Dans la fournaise de Bagdad, les Irakiens gardent des doutes sur le pouvoir du candidat démocrate à la présidence américaine Barack Obama, arrivé dans leur pays lundi, à changer leur destin.

Les journaux de la capitale irakienne, où la vie dans les mois d'été est dictée par les pics de température qui frisent les 50 degrés, sont restés silencieux sur la visite du sénateur noir de l'Illinois.

La télévision d'État s'est également abstenue de toute mention spéciale du voyage de M. Obama, venu du Koweit, après une étape en Afghanistan qu'il a désigné comme le «front de la guerre contre le terrorisme».

Préoccupés avant tout de survivre dans un pays épuisé par une dictature meurtrière, des années de sanctions et une occupation étrangère, les Irakiens mettent peu d'espoir dans un changement de politique américaine.

Le candidat démocrate, opposé à l'invasion de mars 2003, a promis de retirer le contingent américain encore évalué à plus de 145 000 hommes dans les 16 mois après sa prise de fonction en janvier 2009, s'il était élu en novembre.

«La politique américaine ne va pas changer avec le changement de président américain», assure toutefois Abou Ali, 43 ans, qui vend des cigarettes dans l'immense quartier chiite de Sadr City, théâtre encore récemment de combats sanglants entre miliciens et troupes américaines.

«Les chefs militaires suivent leur propres plans et politiques, et je ne crois pas que le président américain puisse changer leurs décisions», a-t-il poursuivi.

Le sénateur démocrate a également assuré qu'il n'avait pas l'intention de maintenir des bases en Irak, mais qu'il envisageait une présence «résiduelle» à même de combattre des éléments d'Al-Qaeda et entraîner l'armée irakienne.

Un professeur kurde de 45 ans, lui aussi, pense qu'un changement de titulaire à la Maison-Blanche aura peu d'influence.

«Qu'Obama gagne ou que ce soit un autre, cela ne changera pas la politique de l'Amérique», a assuré Gafour Rachid, depuis la ville de Kirkouk, au nord de Bagdad.

«Je ne pense pas qu'un président américain soit en position de retirer les troupes US d'Irak, parce que l'Amérique agit pour protéger ses intérêts dans la région», a-t-il ajouté.

Pour beaucoup d'Irakiens, la campagne militaire --qui a couté plus de 500 milliards de dollars aux contribuables américains--, a été motivée par le désir des États-Unis de contrôler les immenses réserves pétrolières irakiennes.

«Obama aura un rôle déterminant pour défendre la sécurité de l'Irak contre les puissances régionales qui menacent les intérêts des États-Unis dans la région», a encore ajouté le professeur kurde.

L'administration du président George W. Bush a toujours considéré que le grand voisin iranien exerçait une influence néfaste sur la stabilité de l'Irak mais M. Obama a annoncé qu'il souhaitait ouvrir un dialogue avec Téhéran.

Pour un habitant de la ville sainte chiite de Najaf, Namir Ali, 30 ans, «Obama sera un bon président pour l'Amérique.
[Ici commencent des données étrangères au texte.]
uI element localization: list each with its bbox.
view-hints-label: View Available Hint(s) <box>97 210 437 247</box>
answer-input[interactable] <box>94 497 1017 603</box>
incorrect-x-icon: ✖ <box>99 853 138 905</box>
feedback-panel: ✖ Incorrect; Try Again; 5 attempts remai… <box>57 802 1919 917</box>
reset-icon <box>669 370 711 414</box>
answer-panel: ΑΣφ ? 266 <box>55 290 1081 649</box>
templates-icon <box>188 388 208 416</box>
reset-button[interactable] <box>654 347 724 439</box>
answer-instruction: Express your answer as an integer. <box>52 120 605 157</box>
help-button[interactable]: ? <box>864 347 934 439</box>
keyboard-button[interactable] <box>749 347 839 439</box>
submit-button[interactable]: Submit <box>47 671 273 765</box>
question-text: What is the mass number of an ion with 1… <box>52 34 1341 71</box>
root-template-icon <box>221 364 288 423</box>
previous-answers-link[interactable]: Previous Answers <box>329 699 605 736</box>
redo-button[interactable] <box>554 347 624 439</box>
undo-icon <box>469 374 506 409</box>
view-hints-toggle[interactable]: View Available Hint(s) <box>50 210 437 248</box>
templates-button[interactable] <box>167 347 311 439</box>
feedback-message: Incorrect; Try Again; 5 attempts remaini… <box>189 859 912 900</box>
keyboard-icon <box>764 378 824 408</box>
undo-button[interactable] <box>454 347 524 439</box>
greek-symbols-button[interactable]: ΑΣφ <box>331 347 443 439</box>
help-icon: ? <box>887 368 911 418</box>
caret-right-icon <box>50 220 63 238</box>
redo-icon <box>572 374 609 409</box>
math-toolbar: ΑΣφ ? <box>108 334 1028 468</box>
Et il sera en position de réaliser des changements par sa politique».

«Mais, a-t-il ajouté, la sécurité de l'Irak dépend du gouvernement irakien, et c'est sa mission plus que ce n'est la mission d'Obama». «Les principales orientations de la politique étrangère de l'Amérique sont hors du contrôle d'Obama», a encore ajouté le jeune commerçant.

Pour autant, certains Irakiens sont moins sceptiques et pour Khalaf Marhoon, 57 ans, qui vit près de Kirkouk, «la victoire d'Obama changera le visage des architectes de la guerre».

«J'ai plus confiance en Obama que dans d'autres, depuis qu'il a annoncé un retrait américain d'Irak», a-t-il assuré.